Jarboe also said pediatric surgeons have much expertise in performing surgery on human patients that are of similar size to Zane, so many of the procedures can be similarly performed on primate animals.

“Zane was somewhere around three kilograms,” Jarboe said. “It’s the same size we usually operate on.”

In addition to two pediatric anesthesiologists assisting with the surgery, Jarboe said he invited senior pediatric surgeon Dr. Ronald Hirschl and two pediatric anesthesiologists to perform the surgery with him. He said inviting the pediatric anesthesiologists was important because of their expertise in inserting the endotracheal tube so the patient can breathe during surgery. 

“The vets can get airways on bigger types of animals,” Jarboe said. “But on a chimp this size, it’s really hard to get an airway. Our anesthesiologists are really used to it. It’s well within their comfort zone.”

According to Duncan, she talked on the phone with the surgeon several times and traveled to the University of Michigan to pick up the equipment since the surgery was performed at the zoo. 

Zane recovered very quickly, Duncan said. A chimp named Trixi showed strong interest in Zane and became his surrogate mother. With the company of his new friend Bubbles — the second oldest chimp in the community — and his older sister Jane, Zane integrated with the troop well. He recently celebrated his second birthday, according to Duncan.

Duncan wrote in an email to the Daily this was not the first time the Detroit Zoo had worked with medical experts in human medicine.

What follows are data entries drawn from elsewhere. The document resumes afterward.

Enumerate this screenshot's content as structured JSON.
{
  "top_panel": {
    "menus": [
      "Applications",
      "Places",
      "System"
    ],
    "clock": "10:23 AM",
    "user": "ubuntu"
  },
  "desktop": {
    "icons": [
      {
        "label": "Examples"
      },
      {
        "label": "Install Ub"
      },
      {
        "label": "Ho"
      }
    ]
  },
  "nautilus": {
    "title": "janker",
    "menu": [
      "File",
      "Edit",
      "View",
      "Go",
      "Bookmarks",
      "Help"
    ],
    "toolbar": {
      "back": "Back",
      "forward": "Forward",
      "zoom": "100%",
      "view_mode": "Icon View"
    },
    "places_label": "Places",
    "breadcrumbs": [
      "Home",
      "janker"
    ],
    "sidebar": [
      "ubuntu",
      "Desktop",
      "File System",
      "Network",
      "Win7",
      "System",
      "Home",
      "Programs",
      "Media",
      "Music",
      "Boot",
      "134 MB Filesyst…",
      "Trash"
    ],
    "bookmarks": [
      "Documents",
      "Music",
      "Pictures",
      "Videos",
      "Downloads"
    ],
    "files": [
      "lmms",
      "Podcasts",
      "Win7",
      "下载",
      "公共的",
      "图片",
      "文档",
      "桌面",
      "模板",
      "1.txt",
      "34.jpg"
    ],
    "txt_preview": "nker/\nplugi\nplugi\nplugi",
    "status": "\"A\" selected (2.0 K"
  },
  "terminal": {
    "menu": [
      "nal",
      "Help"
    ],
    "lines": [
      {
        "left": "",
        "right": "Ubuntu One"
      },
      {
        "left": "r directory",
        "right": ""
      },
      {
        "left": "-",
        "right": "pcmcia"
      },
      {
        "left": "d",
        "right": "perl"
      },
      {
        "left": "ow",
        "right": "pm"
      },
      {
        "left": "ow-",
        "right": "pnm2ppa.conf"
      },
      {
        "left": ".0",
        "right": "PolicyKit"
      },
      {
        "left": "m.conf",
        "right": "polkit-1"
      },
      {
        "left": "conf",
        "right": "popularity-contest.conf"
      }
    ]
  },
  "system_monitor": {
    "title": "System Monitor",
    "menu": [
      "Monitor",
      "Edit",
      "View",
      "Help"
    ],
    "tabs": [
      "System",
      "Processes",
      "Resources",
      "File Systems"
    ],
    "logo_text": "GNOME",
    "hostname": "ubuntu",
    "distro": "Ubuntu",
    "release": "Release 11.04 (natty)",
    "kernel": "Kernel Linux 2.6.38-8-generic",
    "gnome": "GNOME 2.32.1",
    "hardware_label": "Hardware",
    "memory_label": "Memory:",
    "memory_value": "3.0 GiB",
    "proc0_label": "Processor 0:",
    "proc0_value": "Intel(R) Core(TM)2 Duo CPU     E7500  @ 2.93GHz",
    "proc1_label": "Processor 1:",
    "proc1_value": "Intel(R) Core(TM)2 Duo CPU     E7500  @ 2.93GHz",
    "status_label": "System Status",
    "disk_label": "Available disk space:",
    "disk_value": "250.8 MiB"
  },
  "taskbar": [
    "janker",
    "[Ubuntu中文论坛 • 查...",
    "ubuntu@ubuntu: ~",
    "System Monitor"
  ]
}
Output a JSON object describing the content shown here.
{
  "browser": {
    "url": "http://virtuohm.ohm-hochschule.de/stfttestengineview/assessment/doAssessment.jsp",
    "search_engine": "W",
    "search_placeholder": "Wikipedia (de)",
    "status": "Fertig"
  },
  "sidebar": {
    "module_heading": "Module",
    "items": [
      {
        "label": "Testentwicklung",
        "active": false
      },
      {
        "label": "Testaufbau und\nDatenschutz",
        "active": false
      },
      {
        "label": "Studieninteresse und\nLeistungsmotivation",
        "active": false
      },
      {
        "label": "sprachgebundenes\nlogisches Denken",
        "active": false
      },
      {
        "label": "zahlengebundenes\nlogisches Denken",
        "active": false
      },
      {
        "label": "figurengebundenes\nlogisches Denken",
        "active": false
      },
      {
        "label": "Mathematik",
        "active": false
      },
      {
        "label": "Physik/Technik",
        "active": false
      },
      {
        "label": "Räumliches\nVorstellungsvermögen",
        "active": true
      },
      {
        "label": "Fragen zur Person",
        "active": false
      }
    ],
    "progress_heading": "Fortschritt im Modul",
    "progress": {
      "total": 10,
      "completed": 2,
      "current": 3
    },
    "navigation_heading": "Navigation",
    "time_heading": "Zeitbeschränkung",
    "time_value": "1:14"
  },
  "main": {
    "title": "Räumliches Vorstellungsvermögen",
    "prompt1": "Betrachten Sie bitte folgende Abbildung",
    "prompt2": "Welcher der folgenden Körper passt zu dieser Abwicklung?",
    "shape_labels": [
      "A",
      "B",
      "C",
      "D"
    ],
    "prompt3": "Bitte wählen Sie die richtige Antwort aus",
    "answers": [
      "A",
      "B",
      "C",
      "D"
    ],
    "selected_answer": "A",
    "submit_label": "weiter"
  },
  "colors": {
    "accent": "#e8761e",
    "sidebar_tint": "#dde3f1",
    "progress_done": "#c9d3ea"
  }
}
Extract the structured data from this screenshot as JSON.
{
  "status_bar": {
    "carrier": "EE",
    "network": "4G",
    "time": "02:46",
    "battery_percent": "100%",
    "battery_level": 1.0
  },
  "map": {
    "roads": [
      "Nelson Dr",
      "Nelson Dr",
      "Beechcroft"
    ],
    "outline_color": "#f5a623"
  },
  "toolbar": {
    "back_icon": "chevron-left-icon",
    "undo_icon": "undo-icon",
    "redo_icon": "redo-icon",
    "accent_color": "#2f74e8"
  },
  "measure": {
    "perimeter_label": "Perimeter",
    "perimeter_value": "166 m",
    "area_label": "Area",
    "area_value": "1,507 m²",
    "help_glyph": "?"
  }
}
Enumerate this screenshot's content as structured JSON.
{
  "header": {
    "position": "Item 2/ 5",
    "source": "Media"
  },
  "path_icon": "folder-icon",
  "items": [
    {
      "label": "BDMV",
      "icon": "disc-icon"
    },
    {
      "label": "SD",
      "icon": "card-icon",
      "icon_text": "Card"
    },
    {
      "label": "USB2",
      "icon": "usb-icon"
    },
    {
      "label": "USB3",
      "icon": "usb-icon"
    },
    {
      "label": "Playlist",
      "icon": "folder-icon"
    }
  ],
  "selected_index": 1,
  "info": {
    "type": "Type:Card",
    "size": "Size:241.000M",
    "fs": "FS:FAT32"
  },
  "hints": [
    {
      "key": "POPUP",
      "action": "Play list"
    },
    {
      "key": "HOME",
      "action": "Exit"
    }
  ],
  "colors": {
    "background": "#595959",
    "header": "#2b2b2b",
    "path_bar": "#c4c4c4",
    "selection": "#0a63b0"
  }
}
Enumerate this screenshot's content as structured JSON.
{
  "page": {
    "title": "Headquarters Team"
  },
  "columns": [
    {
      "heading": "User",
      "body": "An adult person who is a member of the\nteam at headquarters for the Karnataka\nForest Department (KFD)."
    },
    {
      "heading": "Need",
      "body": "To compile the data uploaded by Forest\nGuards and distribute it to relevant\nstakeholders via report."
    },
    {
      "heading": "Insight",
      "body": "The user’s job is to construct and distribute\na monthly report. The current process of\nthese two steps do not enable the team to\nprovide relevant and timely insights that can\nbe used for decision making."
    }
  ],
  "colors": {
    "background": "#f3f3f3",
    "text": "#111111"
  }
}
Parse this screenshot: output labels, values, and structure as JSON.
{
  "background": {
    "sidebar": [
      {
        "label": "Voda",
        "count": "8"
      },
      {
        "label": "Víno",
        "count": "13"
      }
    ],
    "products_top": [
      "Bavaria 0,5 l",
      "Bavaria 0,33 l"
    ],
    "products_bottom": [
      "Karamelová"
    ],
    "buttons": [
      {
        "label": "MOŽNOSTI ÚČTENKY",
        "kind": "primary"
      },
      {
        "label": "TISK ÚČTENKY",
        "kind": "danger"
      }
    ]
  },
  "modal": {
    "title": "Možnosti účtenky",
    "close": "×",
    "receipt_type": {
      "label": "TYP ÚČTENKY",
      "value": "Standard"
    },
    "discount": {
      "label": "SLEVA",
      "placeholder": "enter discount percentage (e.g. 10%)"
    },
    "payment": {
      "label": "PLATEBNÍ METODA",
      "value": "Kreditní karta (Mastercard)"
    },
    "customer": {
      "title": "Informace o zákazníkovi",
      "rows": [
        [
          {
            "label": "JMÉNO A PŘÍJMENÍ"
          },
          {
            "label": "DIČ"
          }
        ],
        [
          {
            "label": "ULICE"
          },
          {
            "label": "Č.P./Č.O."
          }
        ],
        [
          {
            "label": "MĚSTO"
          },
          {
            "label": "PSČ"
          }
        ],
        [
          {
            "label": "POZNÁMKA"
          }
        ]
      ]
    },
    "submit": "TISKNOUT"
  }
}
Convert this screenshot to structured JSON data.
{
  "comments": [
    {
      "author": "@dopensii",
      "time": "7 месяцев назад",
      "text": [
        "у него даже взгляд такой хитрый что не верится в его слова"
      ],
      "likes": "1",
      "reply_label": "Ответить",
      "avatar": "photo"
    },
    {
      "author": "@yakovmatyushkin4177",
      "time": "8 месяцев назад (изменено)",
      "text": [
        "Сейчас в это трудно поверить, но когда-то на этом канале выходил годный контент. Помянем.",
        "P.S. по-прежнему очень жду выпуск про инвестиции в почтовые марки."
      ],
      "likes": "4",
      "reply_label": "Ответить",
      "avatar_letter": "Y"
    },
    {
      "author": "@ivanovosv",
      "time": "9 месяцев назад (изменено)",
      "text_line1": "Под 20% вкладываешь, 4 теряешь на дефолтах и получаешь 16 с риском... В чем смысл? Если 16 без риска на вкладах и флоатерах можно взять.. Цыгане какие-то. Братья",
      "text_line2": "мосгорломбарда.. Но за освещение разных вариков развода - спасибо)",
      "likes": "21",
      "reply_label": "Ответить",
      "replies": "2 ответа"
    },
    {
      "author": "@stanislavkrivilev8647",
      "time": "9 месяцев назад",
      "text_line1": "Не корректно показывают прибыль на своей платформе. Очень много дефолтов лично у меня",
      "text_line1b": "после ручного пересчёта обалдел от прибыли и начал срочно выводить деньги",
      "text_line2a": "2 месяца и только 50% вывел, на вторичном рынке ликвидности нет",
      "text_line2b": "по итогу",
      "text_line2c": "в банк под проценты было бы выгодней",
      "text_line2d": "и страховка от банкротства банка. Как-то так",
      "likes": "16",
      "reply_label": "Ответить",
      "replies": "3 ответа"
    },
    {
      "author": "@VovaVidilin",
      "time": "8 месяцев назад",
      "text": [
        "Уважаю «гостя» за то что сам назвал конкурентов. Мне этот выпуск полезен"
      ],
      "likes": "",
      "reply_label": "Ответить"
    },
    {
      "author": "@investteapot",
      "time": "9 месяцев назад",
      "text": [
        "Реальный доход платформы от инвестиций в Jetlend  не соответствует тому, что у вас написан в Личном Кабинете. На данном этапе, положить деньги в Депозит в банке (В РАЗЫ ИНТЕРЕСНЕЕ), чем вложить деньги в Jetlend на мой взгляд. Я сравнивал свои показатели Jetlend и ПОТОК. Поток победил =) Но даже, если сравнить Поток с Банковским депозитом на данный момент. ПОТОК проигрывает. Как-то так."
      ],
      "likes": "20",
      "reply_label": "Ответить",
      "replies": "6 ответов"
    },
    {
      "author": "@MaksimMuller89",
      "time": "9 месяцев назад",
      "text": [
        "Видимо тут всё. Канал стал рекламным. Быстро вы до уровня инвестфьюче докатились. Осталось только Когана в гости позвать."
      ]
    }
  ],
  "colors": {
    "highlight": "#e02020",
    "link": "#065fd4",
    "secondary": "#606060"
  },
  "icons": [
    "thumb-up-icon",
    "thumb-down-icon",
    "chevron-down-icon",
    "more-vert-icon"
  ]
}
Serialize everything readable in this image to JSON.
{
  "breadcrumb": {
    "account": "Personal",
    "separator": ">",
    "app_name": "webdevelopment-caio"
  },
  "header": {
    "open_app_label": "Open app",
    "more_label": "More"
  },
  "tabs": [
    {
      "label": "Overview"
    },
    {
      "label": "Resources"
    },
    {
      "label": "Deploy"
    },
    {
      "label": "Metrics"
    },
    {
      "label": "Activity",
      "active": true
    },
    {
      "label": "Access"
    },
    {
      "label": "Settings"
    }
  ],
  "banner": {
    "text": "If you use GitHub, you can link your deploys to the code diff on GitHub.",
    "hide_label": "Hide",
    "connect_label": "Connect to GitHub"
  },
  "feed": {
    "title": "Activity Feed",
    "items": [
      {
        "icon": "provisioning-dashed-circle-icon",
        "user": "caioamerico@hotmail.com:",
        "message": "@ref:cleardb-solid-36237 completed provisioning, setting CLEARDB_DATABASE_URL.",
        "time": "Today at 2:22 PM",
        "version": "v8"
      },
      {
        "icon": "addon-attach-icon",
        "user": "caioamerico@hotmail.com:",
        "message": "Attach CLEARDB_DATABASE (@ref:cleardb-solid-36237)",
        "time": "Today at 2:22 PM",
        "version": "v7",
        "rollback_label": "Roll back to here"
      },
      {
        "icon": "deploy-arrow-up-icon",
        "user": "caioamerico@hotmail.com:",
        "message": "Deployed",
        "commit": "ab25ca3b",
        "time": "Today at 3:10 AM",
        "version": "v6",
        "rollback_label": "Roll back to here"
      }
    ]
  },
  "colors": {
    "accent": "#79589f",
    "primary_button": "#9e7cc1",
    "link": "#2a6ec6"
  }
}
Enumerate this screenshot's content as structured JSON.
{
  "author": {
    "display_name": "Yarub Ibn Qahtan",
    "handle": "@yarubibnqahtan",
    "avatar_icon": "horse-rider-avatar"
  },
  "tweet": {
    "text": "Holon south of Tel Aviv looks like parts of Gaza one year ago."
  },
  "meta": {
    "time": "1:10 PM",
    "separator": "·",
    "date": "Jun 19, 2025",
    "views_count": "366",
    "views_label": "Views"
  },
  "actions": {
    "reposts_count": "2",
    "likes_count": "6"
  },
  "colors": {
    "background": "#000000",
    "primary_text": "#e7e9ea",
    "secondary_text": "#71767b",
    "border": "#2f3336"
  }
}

“Over the years we have worked with a number of veterinary and human medical specialists,” Duncan wrote. “It’s more common for us to work with veterinarians. However, we’ve worked with human urologists, gastroenterologists, neurologists and anesthesiologists, most often when our patients are chimpanzees or gorillas.”

Duncan also said the collaboration between human medicine and veterinary medicine is critical to the advancement of both fields. 

“There’s a lot of overlap between human and veterinary medicine,” Duncan wrote. “One Health collaborations allow advances in both realms.”

LSA sophomore Ava Ryder, a pre-vet student, said she thought the story was very heartwarming. She also said even though veterinary medicine and human medicine are traditionally viewed separately, the collaboration between the two fields is beneficial to society.

Ryder said she plans to work in the crossover research field after veterinary school and hopes to specialize in oncology. 

“I actually plan on working in the crossover research field (in the future),” Ryder said. “I’d like to specialize in oncology… in hopes to find cures to human cancers as well as the cancers… in the animals that I’m treating.”

Ryder added that she was able to attend two veterinary medicine discovery programs in high school, and that experience inspired her to pursue crossover research.

“I’ve always been interested in doing research as well as helping animals,” Ryder said. “But if I can help more than just animals, that is an even greater achievement that I will strive to get to.”